OaGptOss — Transformer

GPT-2 style transformer on Vulkan GPU compute. Direct nanoGPT comparison target. Byte-level vocabulary (256). Level 1 autograd dispatch.

Architecture

Standard GPT-2 transformer with pre-norm (LayerNorm before attention and FFN):

TokenEmbedding(256, D) + PositionalEmbedding(SeqLen, D)
→ N × [ LayerNorm → MultiHeadAttention → +res
         LayerNorm → Linear(D→4D) → GELU → Linear(4D→D) → +res ]
→ LayerNorm → Linear(D, 256) → CrossEntropy

Model Sizes

Size	D	Heads	Layers	Params	VRAM (FP32)
atom	192	6	6	~9.5M	~150 MB
small	768	12	12	~85M	~1.3 GB
medium	1024	16	24	~303M	~4.6 GB

nanoGPT Comparison

OaGptOss is a direct nanoGPT-equivalent on Vulkan GPU compute. Same architecture (GPT-2), same training procedure (AdamW + cosine LR), byte-level vocabulary.
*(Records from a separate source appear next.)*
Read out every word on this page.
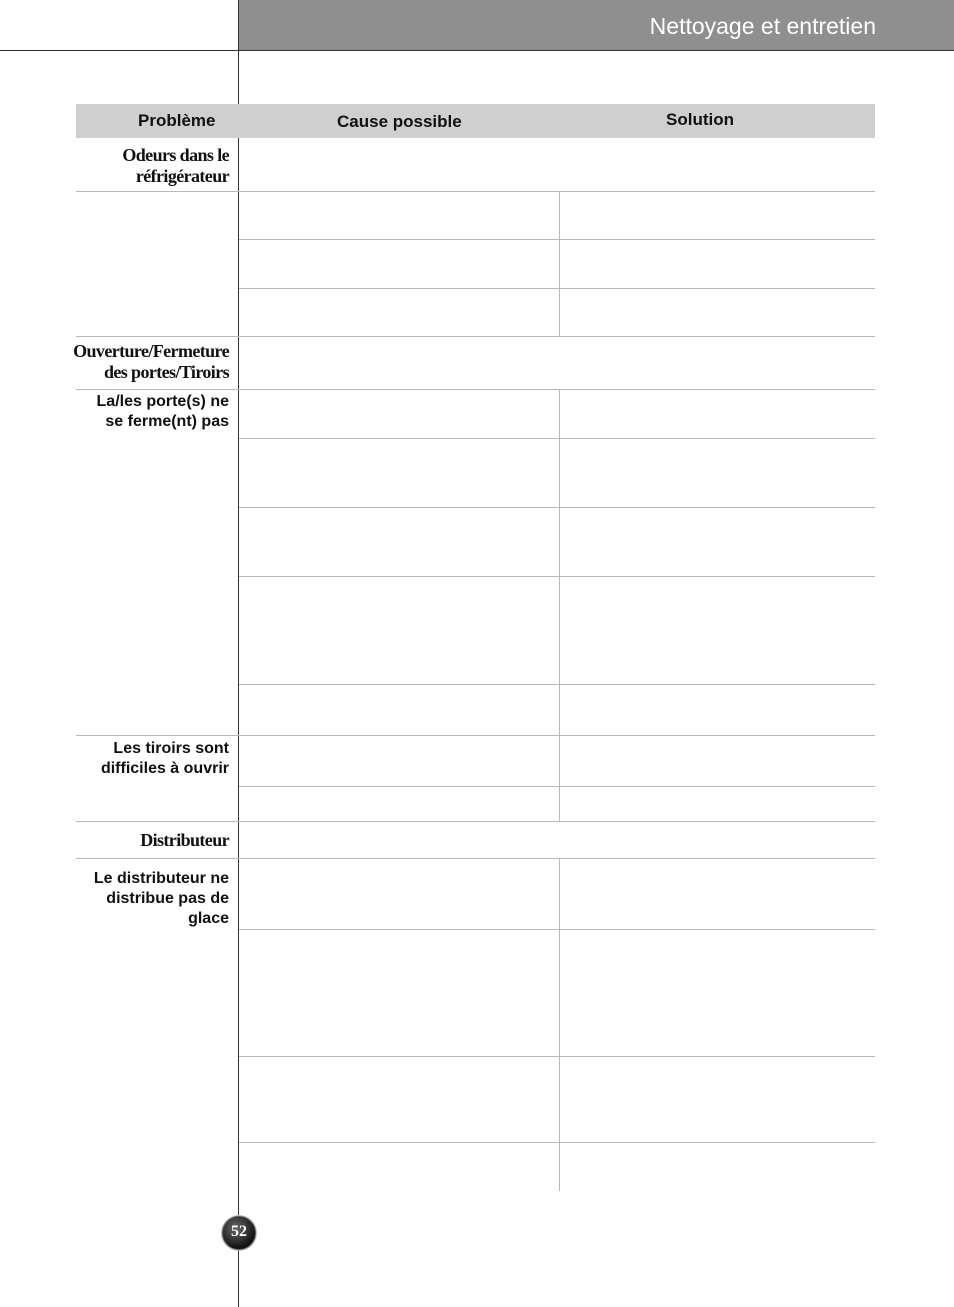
Nettoyage et entretien
Problème	Cause possible	Solution
Odeurs dans le
réfrigérateur
Ouverture/Fermeture
des portes/Tiroirs
La/les porte(s) ne
se ferme(nt) pas
Les tiroirs sont
difficiles à ouvrir
Distributeur
Le distributeur ne
distribue pas de
glace
52
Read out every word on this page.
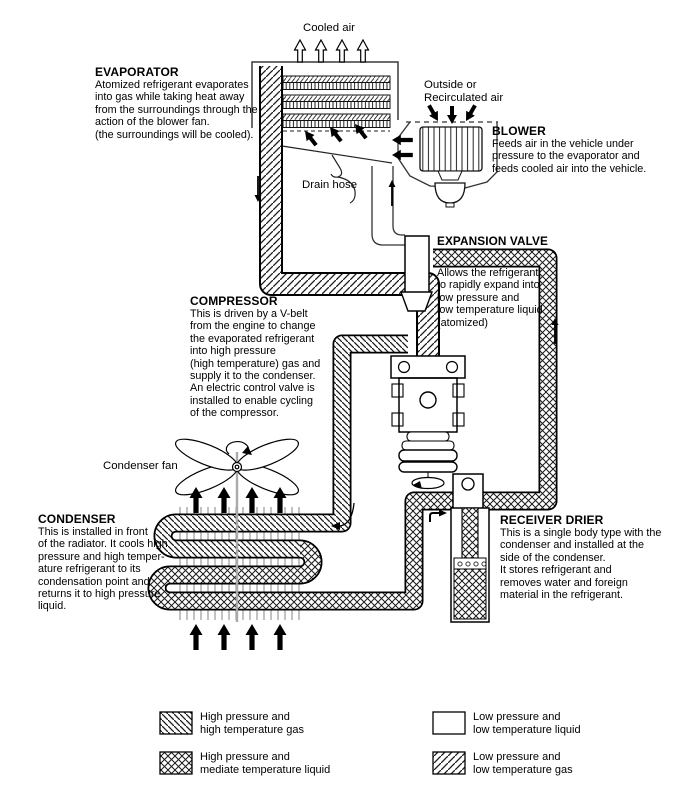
Cooled air
EVAPORATOR
Atomized refrigerant evaporates
into gas while taking heat away
from the surroundings through the
action of the blower fan.
(the surroundings will be cooled).
Outside or
Recirculated air
BLOWER
Feeds air in the vehicle under
pressure to the evaporator and
feeds cooled air into the vehicle.
Drain hose
EXPANSION VALVE
Allows the refrigerant
to rapidly expand into
low pressure and
low temperature liquid
(atomized)
COMPRESSOR
This is driven by a V-belt
from the engine to change
the evaporated refrigerant
into high pressure
(high temperature) gas and
supply it to the condenser.
An electric control valve is
installed to enable cycling
of the compressor.
Condenser fan
CONDENSER
This is installed in front
of the radiator. It cools high
pressure and high temper-
ature refrigerant to its
condensation point and
returns it to high pressure
liquid.
RECEIVER DRIER
This is a single body type with the
condenser and installed at the
side of the condenser.
It stores refrigerant and
removes water and foreign
material in the refrigerant.
High pressure and
high temperature gas
High pressure and
mediate temperature liquid
Low pressure and
low temperature liquid
Low pressure and
low temperature gas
All parameters are OaDeviceMatrix — no separate tensor type.

Training

Level 1 autograd dispatch. Parameters are OaDeviceMatrix instances withSetRequiresGrad(true). OaFnGrad::Backward propagates from the scalar cross-entropy loss. OaAdamW updates via GPU compute shaders.

Inference

Autoregressive byte-by-byte generation with temperature sampling. Context window of SeqLen tokens with automatic truncation.